In conclusion: I can see why Lucchesini never achieved Catt's popularity, though; not nearly as much personal stories (true or made up), no extreme danger and extreme glory situation as in the 7 Years War, and Lucchesini notes down Fritz repeating anecdotes, as old people do, and holds forth on subjects he's just not informed on. Plus: nothing homoerotic I could spot, not even in code, aside arguably from the Algarotti and Voltaire stuff.

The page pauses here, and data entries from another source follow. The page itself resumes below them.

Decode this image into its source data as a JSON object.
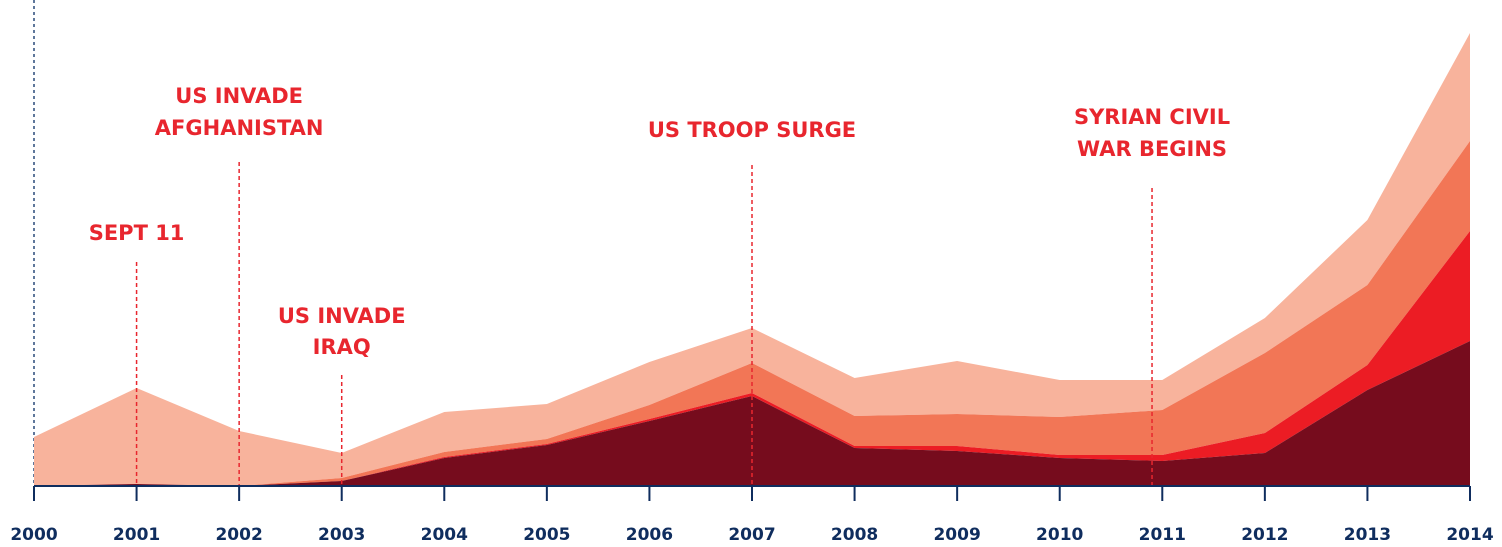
{
  "chart_data": {
    "type": "area",
    "stacked": true,
    "x": [
      2000,
      2001,
      2002,
      2003,
      2004,
      2005,
      2006,
      2007,
      2008,
      2009,
      2010,
      2011,
      2012,
      2013,
      2014
    ],
    "tick_labels": [
      "2000",
      "2001",
      "2002",
      "2003",
      "2004",
      "2005",
      "2006",
      "2007",
      "2008",
      "2009",
      "2010",
      "2011",
      "2012",
      "2013",
      "2014"
    ],
    "yaxis": "none",
    "ylim": [
      0,
      480
    ],
    "grid": false,
    "series": [
      {
        "color": "#760c1d",
        "values": [
          0,
          2,
          0,
          5,
          28,
          41,
          65,
          90,
          38,
          35,
          28,
          25,
          33,
          96,
          145
        ]
      },
      {
        "color": "#ec1c24",
        "values": [
          0,
          0,
          0,
          0,
          1,
          1,
          2,
          3,
          2,
          5,
          3,
          6,
          20,
          25,
          110
        ]
      },
      {
        "color": "#f27656",
        "values": [
          0,
          0,
          0,
          3,
          5,
          5,
          14,
          30,
          30,
          32,
          38,
          45,
          80,
          80,
          90
        ]
      },
      {
        "color": "#f8b39c",
        "values": [
          49,
          96,
          55,
          25,
          40,
          35,
          43,
          35,
          38,
          53,
          37,
          30,
          35,
          65,
          108
        ]
      }
    ],
    "annotations": [
      {
        "x": 2001,
        "lines": [
          "SEPT 11"
        ]
      },
      {
        "x": 2002,
        "lines": [
          "US INVADE",
          "AFGHANISTAN"
        ]
      },
      {
        "x": 2003,
        "lines": [
          "US INVADE",
          "IRAQ"
        ]
      },
      {
        "x": 2007,
        "lines": [
          "US TROOP SURGE"
        ]
      },
      {
        "x": 2010.9,
        "lines": [
          "SYRIAN CIVIL",
          "WAR BEGINS"
        ]
      }
    ],
    "colors": {
      "annotation": "#e8262e",
      "axis": "#0f2d5e",
      "origin_line": "#2a4a7a"
    }
  }
}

Which is something of a let down given what brought us on the trail of Lucchesini in the first place was that Zimmermann, who otherwise sees it as his mission in life to defend his dead King against the charge of homosexuality, allows that what briefly made him think otherwise was that the "intimate confidante of his final years", a description for which Lucchesini is the sole candidate, once told him that Fritz said he'd had sex with a man (literally: had had a relationship as that between Socrates and Alcibiades) briefly before the Seven Years War. (BTW, if neither Zimmermann nor most likely Lucchesini have made this up, our money is on Glasow.) But like I said: not even a hint of this in the published diary. Either Lucchesini was way too discrete to note something like this down, or the Prussian censors struck. (Though if the later, I'm assuming modern day biographers would have rectified this, much like Ziebura published the Marwitz letters censored out by Preuss.)